Today the equity markets are a bit queasy and US Treasury bonds are rising. As I scanned my list of holdings to see how the markets are responding I notice something unusual. VGIT, the Vanguard 5-10 year Treasury bond ETF shot up more than 40% right at the open and then fell back down to nearly the previous day's close.
Instant massive loss on a 'safe' investment, most likely from putting in a market order right before the opening bell.
VGIT is a less liquid ETF but this is ridiculous.

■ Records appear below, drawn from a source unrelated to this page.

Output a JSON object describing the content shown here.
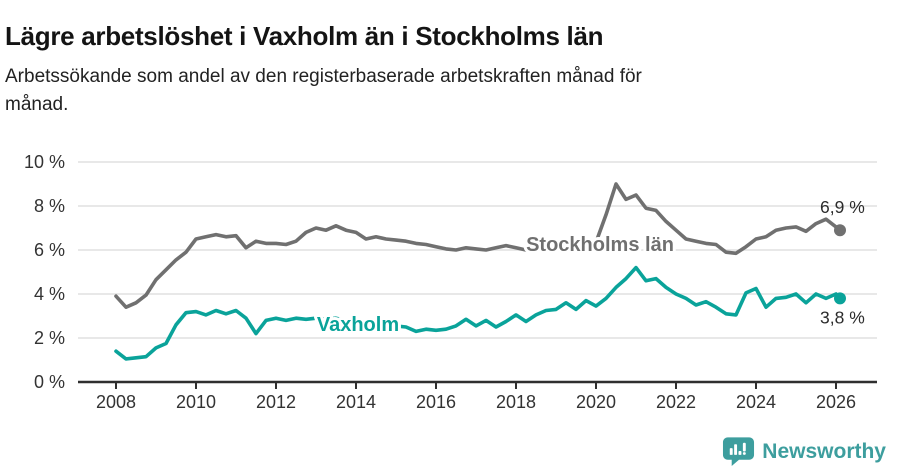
{
  "header": {
    "title": "Lägre arbetslöshet i Vaxholm än i Stockholms län",
    "subtitle_line1": "Arbetssökande som andel av den registerbaserade arbetskraften månad för",
    "subtitle_line2": "månad."
  },
  "colors": {
    "series_gray": "#707070",
    "series_teal": "#0aa39a",
    "brand_teal": "#3d9e9e",
    "grid": "#e0e0e0",
    "axis": "#2f2f2f",
    "text": "#333333"
  },
  "chart_data": {
    "type": "line",
    "title": "Lägre arbetslöshet i Vaxholm än i Stockholms län",
    "subtitle": "Arbetssökande som andel av den registerbaserade arbetskraften månad för månad.",
    "ylabel": "",
    "xlabel": "",
    "ylim": [
      0,
      10
    ],
    "xlim": [
      2007.05,
      2027.05
    ],
    "grid": "horizontal",
    "legend_position": "inline-labels",
    "y_ticks": [
      {
        "value": 0,
        "label": "0 %"
      },
      {
        "value": 2,
        "label": "2 %"
      },
      {
        "value": 4,
        "label": "4 %"
      },
      {
        "value": 6,
        "label": "6 %"
      },
      {
        "value": 8,
        "label": "8 %"
      },
      {
        "value": 10,
        "label": "10 %"
      }
    ],
    "x_ticks": [
      2008,
      2010,
      2012,
      2014,
      2016,
      2018,
      2020,
      2022,
      2024,
      2026
    ],
    "x": [
      2008,
      2008.25,
      2008.5,
      2008.75,
      2009,
      2009.25,
      2009.5,
      2009.75,
      2010,
      2010.25,
      2010.5,
      2010.75,
      2011,
      2011.25,
      2011.5,
      2011.75,
      2012,
      2012.25,
      2012.5,
      2012.75,
      2013,
      2013.25,
      2013.5,
      2013.75,
      2014,
      2014.25,
      2014.5,
      2014.75,
      2015,
      2015.25,
      2015.5,
      2015.75,
      2016,
      2016.25,
      2016.5,
      2016.75,
      2017,
      2017.25,
      2017.5,
      2017.75,
      2018,
      2018.25,
      2018.5,
      2018.75,
      2019,
      2019.25,
      2019.5,
      2019.75,
      2020,
      2020.25,
      2020.5,
      2020.75,
      2021,
      2021.25,
      2021.5,
      2021.75,
      2022,
      2022.25,
      2022.5,
      2022.75,
      2023,
      2023.25,
      2023.5,
      2023.75,
      2024,
      2024.25,
      2024.5,
      2024.75,
      2025,
      2025.25,
      2025.5,
      2025.75,
      2026,
      2026.1
    ],
    "series": [
      {
        "id": "stockholms-lan",
        "name": "Stockholms län",
        "color": "#707070",
        "end_label": "6,9 %",
        "end_value": 6.9,
        "values": [
          3.9,
          3.4,
          3.6,
          3.95,
          4.65,
          5.1,
          5.55,
          5.9,
          6.5,
          6.6,
          6.7,
          6.6,
          6.65,
          6.1,
          6.4,
          6.3,
          6.3,
          6.25,
          6.4,
          6.8,
          7.0,
          6.9,
          7.1,
          6.9,
          6.8,
          6.5,
          6.6,
          6.5,
          6.45,
          6.4,
          6.3,
          6.25,
          6.15,
          6.05,
          6.0,
          6.1,
          6.05,
          6.0,
          6.1,
          6.2,
          6.1,
          6.0,
          6.05,
          6.0,
          6.0,
          6.05,
          6.1,
          6.2,
          6.35,
          7.6,
          9.0,
          8.3,
          8.5,
          7.9,
          7.8,
          7.3,
          6.9,
          6.5,
          6.4,
          6.3,
          6.25,
          5.9,
          5.85,
          6.15,
          6.5,
          6.6,
          6.9,
          7.0,
          7.05,
          6.85,
          7.2,
          7.4,
          7.05,
          6.9
        ]
      },
      {
        "id": "vaxholm",
        "name": "Vaxholm",
        "color": "#0aa39a",
        "end_label": "3,8 %",
        "end_value": 3.8,
        "values": [
          1.4,
          1.05,
          1.1,
          1.15,
          1.55,
          1.75,
          2.6,
          3.15,
          3.2,
          3.05,
          3.25,
          3.1,
          3.25,
          2.9,
          2.2,
          2.8,
          2.9,
          2.8,
          2.9,
          2.85,
          2.9,
          2.85,
          2.9,
          2.8,
          2.75,
          2.7,
          2.65,
          2.6,
          2.55,
          2.5,
          2.3,
          2.4,
          2.35,
          2.4,
          2.55,
          2.85,
          2.55,
          2.8,
          2.5,
          2.75,
          3.05,
          2.75,
          3.05,
          3.25,
          3.3,
          3.6,
          3.3,
          3.7,
          3.45,
          3.8,
          4.3,
          4.7,
          5.2,
          4.6,
          4.7,
          4.3,
          4.0,
          3.8,
          3.5,
          3.65,
          3.4,
          3.1,
          3.05,
          4.05,
          4.25,
          3.4,
          3.8,
          3.85,
          4.0,
          3.6,
          4.0,
          3.8,
          4.0,
          3.8
        ]
      }
    ]
  },
  "footer": {
    "brand": "Newsworthy"
  }
}
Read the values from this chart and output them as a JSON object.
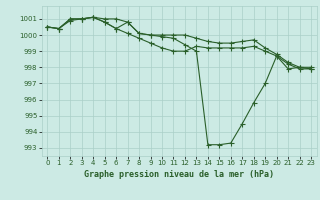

Less than 900 shares traded on this massive spike upward; it doesn't take a lot of volume to move a thinly traded stock or ETF and yes, even ETF's can go illiquid..
A very bad day for someone. |
Disclosure: Long VGIT in some client accounts
Wikipedia entry on order types
edit: Upon re-reading I failed to accentuate when you don't use market orders.
Please don't use market orders when placing orders on thinly traded stocks or at the open
If you are buying 100 shares of Apple it's not going to make a difference. If selling something near the opening bell, wait a few seconds and see what the market looks like.
edit 2: The price action on Facebook's opening day is another good example of incorrectly using market orders. The blog entry here: http://www.ritholtz.com/blog/2012/05/this-is-why-you-use-a-limit-order/ shows the brutal reality of those who all bought Facebook at the open immediately losing money.
This post deserves a rewrite as I flubbed up my point but regulators freak out when you 'change something' without proper documentation of the original. I'll let my errors stand as a reminder to myself and I'm not going to expend the effort of keeping a copy of the original stored someplace for eternity.